Schwartz's pathetic attempt to turn Buckley's flagrant embrace of white supremacy into some kind of abstracy policy argument shouldn't be ignored either. This is what Buckley wrote:
Regardless of what was being "debated in the Senate," Buckley's support of segregation wasn't based on a fear that big government policies would infringe on personal liberty--the editorial was arguing against black suffrage. The point was that whites were "the advanced race" and therefore entitled to dominate their betters--even to the point of denying blacks the right to vote.

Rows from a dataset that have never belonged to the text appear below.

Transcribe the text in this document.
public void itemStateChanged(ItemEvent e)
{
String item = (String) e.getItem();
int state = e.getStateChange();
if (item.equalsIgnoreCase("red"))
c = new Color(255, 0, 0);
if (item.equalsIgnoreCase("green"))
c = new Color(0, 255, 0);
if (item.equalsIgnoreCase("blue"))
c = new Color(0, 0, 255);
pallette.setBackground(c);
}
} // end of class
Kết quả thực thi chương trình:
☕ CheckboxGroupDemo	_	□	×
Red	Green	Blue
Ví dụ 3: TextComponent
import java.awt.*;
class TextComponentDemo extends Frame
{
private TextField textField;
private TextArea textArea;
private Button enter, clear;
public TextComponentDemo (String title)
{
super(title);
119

The central question that emerges . . . is whether the White community in the South is entitled to take such measures as are necessary to prevail, politically and culturally, in areas in which it does not prevail numerically? The sobering answer is Yes – the White community is so entitled because, for the time being, it is the advanced race. It is not easy, and it is unpleasant, to adduce statistics evidencing the cultural superiority of White over Negro: but it is a fact that obtrudes, one that cannot be hidden by ever-so-busy egalitarians and anthropologists.
National Review believes that the South's premises are correct. It is more important for the community, anywhere in the world, to affirm and live by civilized standards, than to bow to the demands of the numerical majority. Sometimes it becomes impossible to assert the will of a minority, in which case it must give way, and the society will regress; sometimes the numerical minority cannot prevail except by violence: then it must determine whether the prevalence of its will is worth the terrible price of violence.
See if you can find Schwartz's "half a point" in that.